Always check the weather forecast to make sure you stay safe, and choose the season in advance to land a good catch. Have some over-the-counter medicine handy for seasickness and headache, as well as any medication you consume regularly.

Special cooking skills are used on freshly caught fish. The ship crew covers fresh fish in large amounts of salt before inserting them into the oven of the small onboard kitchen; a raw and easy yet delicious method of enjoying organically raised fish. Surprisingly, this method makes extra tender, well-cooked fish that only has a little trace of salt left in its juicy meat.

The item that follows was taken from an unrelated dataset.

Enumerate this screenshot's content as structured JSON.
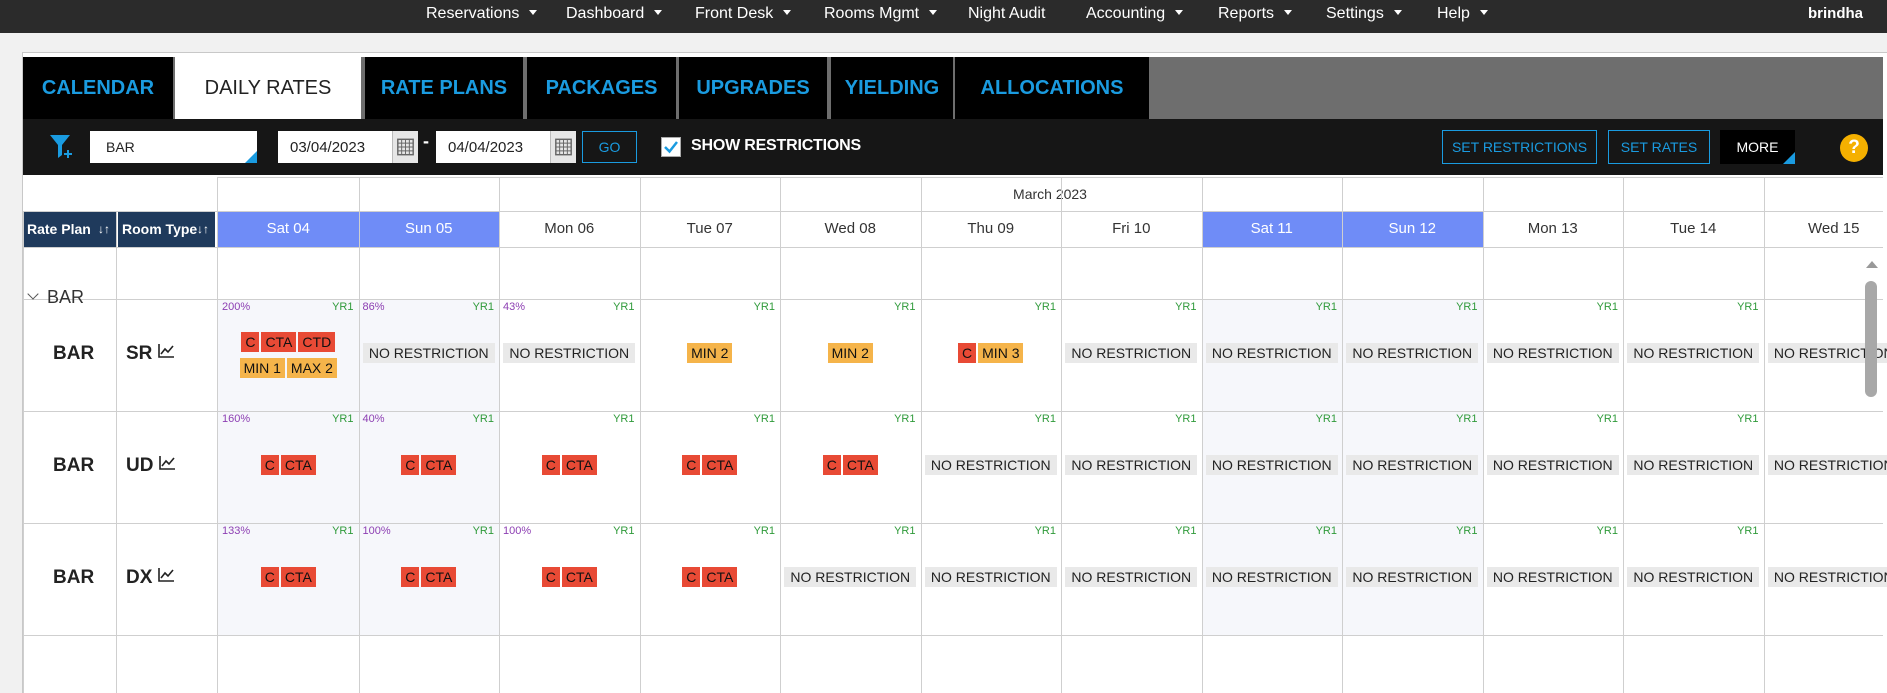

"Marine life must be respected first and foremost," said Hussein, emphasizing the proper choice of timing, fishing spot and equipment to make the lower impact possible on nature.

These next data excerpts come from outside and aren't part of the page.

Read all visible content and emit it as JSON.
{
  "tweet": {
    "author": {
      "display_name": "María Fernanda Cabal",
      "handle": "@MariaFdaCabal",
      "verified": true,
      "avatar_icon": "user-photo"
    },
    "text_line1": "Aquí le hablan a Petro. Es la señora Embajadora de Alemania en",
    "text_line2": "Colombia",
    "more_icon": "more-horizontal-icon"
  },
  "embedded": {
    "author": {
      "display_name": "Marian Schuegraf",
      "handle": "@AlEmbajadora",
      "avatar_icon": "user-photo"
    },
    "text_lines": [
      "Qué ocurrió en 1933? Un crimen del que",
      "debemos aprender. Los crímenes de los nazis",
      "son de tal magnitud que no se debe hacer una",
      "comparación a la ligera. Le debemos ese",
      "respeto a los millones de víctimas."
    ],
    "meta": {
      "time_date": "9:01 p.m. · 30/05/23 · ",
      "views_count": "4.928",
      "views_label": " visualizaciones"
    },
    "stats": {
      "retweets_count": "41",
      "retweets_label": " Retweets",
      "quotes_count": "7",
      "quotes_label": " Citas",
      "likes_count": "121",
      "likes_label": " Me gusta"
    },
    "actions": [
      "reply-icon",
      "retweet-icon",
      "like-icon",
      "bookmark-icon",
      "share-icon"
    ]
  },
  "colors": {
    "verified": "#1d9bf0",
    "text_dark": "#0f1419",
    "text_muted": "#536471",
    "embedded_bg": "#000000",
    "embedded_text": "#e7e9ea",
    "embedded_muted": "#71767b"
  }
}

He condemned fishers who use nets that dive 10 centimeters into the sand before the ship pulls it, killing all marine life that it crossed in the process.

Although this method may bring a good catch for the ship for the time being, it destroys fish food and hatching eggs, leaving the near future with decreased amounts of fish available for fishing.

Another concern raised by Hussein is that fishers catch fish that have just arrived in the Egyptian sea to lay their eggs, before giving them the chance to do so. Had they been left to lay eggs, fishermen would find massive amounts of Blackspot Emperors, a high quality meat producing fish that is well known in the Red Sea. Hence, fishers should avoid fishing in the areas where the fish lay their eggs during such times, he said.